My wife and I loved everything Akira Kurosawa ever made and this was his best. I've heard that George Lucas was inspired by this in the making of Star Wars.

But like most, anything with Clint Eastwood or John Wayne usually works fine. Jimmie Stewart is always wonderful. Lee Marvin is another good guy.

Bill Jobe
03-10-2017, 4:16 AM
Cat Ballou was always a favorite of mine.

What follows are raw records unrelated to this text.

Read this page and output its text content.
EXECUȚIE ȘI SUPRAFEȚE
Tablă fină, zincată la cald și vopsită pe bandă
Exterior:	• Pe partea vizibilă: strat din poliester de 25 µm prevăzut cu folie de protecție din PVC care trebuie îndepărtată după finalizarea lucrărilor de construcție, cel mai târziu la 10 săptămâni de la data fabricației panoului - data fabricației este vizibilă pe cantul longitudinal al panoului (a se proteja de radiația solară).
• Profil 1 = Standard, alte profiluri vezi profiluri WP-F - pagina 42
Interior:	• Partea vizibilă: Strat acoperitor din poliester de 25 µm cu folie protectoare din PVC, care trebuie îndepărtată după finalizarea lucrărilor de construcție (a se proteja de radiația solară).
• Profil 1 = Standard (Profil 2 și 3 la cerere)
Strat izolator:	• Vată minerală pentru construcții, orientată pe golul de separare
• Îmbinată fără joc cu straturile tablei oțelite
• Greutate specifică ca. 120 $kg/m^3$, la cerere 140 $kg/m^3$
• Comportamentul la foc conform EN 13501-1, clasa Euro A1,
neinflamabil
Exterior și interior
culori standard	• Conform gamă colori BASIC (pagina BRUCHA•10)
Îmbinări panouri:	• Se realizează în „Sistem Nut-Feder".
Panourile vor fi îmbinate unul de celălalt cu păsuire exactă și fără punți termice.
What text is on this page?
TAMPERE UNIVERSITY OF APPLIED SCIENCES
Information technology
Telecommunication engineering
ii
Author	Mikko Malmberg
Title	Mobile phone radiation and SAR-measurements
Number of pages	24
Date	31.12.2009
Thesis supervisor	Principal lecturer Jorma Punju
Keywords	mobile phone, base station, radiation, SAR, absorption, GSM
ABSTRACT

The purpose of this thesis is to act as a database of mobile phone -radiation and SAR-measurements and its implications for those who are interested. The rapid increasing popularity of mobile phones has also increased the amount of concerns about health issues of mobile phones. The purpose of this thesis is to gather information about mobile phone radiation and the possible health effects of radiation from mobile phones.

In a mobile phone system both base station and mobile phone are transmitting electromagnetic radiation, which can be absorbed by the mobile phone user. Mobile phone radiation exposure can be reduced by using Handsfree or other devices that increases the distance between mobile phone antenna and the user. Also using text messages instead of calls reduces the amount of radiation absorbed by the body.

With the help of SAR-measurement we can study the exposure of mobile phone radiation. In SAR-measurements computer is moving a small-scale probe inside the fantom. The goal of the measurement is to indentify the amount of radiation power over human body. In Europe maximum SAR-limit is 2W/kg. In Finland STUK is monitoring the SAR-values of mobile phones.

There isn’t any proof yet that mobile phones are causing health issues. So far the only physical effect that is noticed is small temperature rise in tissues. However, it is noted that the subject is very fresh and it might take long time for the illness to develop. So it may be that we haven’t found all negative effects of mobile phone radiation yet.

I love that movie. The scene when Lee Marvin is drunk, sitting on his horse and leaning against the barn was really funny. Someone commented about his eyes looking so bad and he replied "You otta see 'em from my side.

Bill Jobe
03-10-2017, 4:33 AM
1995, Robert Mitchum's last film. Not one for the grandkids.

No, and they should never have done a remake. Mitchum was believable in that movie. The remake was a high tech dud. Totally unbelievable.
Mitchum was perfectly cast. I did not know it was his last movie.

Tom Stenzel
03-11-2017, 12:26 AM
After 65 posts nobody has mentioned Randolph Scott. His movies didn't make my favorites but I was sure Ride the High Country would have been mentioned by someone.